The sprayer head was set at 5 psi, which simulates a rainfall in the 20-mile an hour range.

After recreating a one-inch rainfall, Raspor turned off the sprayer head and examined the buckets.

As expected, the soil from the cornfield had significant runoff, quickly turning the front container a muddy brown. The sample the former barnyard performed better in holding water.

The sample from the rotationally grazed pasture and the one from the wooded area showed the least runoff.

Benefits of grazing

“Each soil has organic matter, which is essentially the sponge in the soil,” Raspor said. “The higher the percentage of organic matter, the more water it will hold. For every percentage of organic matter, an acre of soil can hold 25,000 gallons of water.”

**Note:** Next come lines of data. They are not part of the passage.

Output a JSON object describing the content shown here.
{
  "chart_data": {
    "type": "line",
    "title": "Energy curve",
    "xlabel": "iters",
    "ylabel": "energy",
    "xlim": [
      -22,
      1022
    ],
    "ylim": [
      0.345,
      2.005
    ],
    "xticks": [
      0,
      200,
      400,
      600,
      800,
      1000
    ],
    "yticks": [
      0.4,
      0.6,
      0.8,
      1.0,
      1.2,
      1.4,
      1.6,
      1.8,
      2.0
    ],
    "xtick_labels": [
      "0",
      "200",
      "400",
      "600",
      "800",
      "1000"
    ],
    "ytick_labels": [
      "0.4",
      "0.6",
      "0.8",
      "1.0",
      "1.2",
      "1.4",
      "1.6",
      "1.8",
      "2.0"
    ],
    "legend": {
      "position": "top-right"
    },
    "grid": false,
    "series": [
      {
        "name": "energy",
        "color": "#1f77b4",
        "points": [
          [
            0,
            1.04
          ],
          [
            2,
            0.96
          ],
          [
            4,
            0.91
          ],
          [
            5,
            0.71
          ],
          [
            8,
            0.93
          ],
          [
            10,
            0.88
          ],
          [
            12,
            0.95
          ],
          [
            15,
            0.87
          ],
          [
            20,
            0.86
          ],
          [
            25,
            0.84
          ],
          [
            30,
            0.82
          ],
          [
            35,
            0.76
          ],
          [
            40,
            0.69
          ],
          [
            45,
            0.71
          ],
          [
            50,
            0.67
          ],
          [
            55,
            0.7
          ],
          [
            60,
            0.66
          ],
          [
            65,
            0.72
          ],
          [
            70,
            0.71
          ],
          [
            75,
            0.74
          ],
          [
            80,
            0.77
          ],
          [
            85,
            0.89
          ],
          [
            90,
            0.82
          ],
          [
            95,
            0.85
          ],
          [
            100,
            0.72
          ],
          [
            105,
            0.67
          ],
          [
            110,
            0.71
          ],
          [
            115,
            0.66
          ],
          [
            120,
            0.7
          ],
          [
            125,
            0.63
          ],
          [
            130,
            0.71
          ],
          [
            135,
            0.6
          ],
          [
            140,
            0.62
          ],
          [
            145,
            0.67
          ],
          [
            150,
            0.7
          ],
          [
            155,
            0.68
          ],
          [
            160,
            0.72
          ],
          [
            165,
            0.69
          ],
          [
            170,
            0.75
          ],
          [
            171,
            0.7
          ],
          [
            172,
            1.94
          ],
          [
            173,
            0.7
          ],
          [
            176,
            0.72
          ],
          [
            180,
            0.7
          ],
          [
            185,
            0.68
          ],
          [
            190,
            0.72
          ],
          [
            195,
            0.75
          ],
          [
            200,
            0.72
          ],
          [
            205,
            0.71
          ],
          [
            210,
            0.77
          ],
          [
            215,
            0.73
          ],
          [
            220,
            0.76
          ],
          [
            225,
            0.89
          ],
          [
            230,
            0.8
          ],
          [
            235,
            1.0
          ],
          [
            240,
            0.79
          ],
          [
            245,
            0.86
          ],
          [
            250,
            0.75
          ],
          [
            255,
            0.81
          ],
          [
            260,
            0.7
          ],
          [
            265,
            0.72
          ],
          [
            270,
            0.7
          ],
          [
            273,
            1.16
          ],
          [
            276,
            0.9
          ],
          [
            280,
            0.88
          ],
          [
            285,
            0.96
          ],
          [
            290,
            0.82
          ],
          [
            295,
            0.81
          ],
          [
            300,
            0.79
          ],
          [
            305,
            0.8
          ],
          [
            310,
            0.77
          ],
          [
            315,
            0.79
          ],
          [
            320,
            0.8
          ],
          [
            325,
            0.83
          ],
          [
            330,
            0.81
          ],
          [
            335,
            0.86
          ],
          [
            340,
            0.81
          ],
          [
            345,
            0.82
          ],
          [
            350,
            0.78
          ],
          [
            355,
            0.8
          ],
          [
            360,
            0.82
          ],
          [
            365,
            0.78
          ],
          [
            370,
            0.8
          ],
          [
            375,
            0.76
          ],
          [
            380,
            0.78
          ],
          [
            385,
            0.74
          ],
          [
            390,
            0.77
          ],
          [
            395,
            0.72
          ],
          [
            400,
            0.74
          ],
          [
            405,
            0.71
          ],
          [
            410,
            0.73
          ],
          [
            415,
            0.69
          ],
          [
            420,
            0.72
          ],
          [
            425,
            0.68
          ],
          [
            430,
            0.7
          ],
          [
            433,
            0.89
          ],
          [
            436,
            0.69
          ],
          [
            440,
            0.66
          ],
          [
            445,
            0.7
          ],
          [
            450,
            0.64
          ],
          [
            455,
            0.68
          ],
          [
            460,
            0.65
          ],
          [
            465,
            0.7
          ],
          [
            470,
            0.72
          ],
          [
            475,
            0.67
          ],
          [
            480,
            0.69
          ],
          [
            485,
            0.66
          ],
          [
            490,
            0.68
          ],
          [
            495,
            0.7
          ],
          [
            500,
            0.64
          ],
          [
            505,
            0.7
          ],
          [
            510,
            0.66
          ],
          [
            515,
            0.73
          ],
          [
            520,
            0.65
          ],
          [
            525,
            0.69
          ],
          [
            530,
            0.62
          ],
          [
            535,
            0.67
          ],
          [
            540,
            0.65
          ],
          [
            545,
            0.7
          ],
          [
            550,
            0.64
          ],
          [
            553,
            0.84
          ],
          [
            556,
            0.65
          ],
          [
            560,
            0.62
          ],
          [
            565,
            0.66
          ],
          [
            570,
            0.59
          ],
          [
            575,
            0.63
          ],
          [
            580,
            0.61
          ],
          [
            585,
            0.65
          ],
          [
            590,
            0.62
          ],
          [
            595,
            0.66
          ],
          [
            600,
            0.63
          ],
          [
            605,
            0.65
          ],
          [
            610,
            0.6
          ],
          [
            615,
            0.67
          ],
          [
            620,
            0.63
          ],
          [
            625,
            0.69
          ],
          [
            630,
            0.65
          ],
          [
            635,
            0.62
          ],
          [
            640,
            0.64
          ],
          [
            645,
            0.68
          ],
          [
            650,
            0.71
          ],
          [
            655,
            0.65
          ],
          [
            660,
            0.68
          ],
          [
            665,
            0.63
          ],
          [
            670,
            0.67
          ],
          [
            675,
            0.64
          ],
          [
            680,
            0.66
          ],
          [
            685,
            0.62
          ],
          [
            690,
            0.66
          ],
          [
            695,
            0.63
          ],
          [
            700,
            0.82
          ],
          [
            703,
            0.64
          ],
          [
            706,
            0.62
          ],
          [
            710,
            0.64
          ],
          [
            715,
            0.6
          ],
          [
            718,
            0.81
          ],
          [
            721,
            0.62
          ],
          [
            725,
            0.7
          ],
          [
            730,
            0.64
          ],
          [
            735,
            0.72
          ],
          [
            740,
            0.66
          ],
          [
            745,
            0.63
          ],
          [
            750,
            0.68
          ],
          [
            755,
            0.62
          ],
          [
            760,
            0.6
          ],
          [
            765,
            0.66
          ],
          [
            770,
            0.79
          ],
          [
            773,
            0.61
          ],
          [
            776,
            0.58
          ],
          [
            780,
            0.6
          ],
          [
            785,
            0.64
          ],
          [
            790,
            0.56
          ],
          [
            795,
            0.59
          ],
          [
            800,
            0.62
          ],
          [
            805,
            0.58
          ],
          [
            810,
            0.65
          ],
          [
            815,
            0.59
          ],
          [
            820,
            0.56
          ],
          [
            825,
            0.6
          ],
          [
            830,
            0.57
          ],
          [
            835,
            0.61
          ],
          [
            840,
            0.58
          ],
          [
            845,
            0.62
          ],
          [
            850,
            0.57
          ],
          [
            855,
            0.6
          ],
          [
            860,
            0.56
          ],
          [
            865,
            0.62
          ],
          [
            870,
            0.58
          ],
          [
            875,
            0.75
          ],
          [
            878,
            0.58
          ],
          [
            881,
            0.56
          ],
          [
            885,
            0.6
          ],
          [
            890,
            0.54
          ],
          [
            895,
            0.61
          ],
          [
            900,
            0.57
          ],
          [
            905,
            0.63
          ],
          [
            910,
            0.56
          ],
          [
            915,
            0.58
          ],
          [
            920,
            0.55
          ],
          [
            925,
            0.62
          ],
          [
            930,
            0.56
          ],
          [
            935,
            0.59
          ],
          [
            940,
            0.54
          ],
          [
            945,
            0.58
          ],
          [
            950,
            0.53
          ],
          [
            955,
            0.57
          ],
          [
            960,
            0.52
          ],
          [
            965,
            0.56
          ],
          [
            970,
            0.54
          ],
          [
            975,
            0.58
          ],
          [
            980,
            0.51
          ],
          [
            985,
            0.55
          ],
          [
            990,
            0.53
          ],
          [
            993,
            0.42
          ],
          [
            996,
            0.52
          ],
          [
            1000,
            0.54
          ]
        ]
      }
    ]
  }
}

He said that many farms have lost about three-quarters of the organic matter in their soil.

According to Raspor, the soil sample from the grazed pasture had the most vegetation but was the lightest because it had lots of space in that profile to hold onto water. “And that’s really what we’re after because if we can’t take on the water or hold onto the water, we end up with soil erosion and pollution in lakes and rivers.”

He said tests show that grazing systems allow soil to hold more water, compared to conventional planting and even forest land. “That because there’s probably a higher organic matter percentage and great root mass.”

Summing up, Raspor said, “Grazing benefits the environment, wildlife and the bottom line.”